MS & IP

I was rather surprised this morning to read that the Windows Media Player uses audio (WAV) files created with cracked software by Radium (an audio software cracking/warez collective).

On Windows XP, if you go to your "C:\WINDOWS\Help\Tours\WindowsMediaPlayer\Audio\Wav" directory, and open up one of the wav files (in Notepad or a hex viewer), at the bottom of each file you will notice the last line contains a watermark line identifying the program that created the file. "LISTR INFOICRD 2000-04-06 IENG Deepz0ne ISFT Sound Forge 4.5"

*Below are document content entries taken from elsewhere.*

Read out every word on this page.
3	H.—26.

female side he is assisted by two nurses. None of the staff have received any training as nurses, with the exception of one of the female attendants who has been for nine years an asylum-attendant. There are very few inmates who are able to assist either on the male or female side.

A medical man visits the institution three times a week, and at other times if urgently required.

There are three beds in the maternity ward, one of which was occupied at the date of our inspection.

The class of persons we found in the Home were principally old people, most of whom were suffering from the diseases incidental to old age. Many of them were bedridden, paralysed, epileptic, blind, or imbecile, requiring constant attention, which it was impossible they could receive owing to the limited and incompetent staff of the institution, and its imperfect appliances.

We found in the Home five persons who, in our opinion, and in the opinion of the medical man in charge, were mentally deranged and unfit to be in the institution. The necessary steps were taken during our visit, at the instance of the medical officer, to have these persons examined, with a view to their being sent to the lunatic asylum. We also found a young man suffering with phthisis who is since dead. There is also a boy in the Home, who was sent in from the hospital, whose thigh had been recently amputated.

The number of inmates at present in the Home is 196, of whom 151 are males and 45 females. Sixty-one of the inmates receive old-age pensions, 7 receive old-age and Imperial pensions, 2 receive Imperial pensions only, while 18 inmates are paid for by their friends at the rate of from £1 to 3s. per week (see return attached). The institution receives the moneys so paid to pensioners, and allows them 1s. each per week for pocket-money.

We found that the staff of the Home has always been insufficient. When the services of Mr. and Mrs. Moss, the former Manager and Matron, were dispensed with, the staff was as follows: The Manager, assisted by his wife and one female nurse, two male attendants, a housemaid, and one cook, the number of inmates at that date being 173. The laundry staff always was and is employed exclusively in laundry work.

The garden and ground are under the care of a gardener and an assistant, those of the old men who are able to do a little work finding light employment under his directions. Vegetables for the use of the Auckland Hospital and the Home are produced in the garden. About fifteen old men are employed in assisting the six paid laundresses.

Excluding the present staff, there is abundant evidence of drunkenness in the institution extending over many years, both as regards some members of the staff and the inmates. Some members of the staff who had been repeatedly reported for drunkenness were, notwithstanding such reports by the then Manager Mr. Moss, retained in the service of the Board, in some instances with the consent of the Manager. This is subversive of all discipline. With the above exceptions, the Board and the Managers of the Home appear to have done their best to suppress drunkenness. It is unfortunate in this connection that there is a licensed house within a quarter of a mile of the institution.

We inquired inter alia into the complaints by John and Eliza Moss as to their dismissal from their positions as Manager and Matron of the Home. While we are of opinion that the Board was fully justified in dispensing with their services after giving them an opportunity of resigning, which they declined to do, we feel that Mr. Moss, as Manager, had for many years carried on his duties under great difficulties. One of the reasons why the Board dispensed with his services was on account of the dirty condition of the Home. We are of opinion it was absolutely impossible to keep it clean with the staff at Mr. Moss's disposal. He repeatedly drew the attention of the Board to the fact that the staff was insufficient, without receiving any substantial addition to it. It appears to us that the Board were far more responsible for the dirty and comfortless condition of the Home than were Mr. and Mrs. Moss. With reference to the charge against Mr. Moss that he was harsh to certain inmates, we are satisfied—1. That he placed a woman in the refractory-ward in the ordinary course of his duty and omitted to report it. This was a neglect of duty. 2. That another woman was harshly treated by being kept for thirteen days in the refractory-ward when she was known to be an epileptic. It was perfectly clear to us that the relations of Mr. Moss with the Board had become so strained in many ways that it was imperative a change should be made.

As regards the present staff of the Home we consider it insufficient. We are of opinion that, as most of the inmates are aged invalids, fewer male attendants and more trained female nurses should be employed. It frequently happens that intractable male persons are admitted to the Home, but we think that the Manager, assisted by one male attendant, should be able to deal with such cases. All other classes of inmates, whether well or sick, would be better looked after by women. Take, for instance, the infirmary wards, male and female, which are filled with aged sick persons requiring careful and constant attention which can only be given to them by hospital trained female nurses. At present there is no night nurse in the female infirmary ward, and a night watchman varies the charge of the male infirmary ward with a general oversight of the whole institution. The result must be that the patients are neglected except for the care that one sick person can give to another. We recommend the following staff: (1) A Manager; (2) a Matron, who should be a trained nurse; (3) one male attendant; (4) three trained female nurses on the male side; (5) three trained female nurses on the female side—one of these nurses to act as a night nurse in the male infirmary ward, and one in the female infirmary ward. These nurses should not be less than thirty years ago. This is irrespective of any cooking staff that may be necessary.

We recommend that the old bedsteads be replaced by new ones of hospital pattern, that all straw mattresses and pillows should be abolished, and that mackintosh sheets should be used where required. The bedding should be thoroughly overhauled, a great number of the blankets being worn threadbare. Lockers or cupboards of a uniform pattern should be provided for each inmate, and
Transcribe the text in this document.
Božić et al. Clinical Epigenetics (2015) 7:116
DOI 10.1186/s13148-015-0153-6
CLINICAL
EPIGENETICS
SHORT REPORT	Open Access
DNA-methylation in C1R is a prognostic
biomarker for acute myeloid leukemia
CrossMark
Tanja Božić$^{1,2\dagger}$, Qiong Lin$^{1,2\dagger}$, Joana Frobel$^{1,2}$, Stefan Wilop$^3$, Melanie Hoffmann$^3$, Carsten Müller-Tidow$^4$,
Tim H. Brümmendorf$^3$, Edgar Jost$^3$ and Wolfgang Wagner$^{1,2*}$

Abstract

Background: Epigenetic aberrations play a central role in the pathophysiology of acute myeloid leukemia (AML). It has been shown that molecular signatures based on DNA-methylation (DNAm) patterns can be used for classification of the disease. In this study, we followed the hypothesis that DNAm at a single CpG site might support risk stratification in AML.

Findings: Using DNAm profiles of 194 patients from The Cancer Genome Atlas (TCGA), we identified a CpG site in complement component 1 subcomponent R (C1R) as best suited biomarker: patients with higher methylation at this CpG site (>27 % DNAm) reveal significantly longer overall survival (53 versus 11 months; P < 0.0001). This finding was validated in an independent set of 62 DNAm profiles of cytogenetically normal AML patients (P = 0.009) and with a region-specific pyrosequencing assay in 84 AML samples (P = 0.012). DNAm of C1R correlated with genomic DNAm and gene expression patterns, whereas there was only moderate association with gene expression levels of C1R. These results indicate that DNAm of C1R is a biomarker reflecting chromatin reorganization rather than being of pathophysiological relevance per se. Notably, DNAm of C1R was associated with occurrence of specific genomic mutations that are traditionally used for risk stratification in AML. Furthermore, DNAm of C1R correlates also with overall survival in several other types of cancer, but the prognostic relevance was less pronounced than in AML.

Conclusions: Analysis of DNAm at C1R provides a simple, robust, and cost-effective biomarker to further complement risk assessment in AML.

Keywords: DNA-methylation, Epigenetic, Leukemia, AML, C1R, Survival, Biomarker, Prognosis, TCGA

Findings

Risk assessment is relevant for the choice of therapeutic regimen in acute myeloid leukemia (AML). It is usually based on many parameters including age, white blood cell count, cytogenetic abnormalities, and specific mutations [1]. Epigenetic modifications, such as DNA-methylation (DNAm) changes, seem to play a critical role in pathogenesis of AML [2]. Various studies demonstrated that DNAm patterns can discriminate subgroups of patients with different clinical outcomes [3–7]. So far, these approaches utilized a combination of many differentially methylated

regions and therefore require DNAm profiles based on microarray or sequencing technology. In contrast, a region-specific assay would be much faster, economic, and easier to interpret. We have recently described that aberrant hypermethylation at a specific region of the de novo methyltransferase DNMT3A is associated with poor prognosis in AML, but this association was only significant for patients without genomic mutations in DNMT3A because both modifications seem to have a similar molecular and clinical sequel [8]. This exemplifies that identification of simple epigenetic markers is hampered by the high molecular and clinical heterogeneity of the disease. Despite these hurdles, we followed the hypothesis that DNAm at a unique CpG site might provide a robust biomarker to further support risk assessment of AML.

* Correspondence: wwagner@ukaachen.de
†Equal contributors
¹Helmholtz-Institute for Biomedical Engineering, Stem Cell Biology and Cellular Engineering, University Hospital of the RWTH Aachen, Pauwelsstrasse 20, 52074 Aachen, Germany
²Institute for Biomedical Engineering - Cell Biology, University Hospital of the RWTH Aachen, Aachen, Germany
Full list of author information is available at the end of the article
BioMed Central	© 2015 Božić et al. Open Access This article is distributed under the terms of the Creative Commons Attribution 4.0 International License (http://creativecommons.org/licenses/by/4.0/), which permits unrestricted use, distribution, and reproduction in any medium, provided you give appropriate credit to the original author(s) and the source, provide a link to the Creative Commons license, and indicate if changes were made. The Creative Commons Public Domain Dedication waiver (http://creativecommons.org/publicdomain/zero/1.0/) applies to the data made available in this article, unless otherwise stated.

For all the files in this directory, the watermark refers to a pirated version of Sound Forge 4.5, cracked by DeepzOne.

Whether these [public domain?] files were created with cracked software by some third party and then simply used by a Microsoft developer, or whether Microsoft staff actually have cracked copies of Sound Forge on company machines, it is quite clear that Microsoft is responsible for breaking their own laws and they are liable for the actions of their employees. This is especially notable for the scale at which they distribute their Media Player.

Consider that Microsoft, a founding member of the Business Software Alliance (BSA), employs a mini-battalion of IP lawyers and auditors that guilty-until-proven-innocent-ly enforce their Intellectual Property rights, hypocritically the only rights that appear to matter.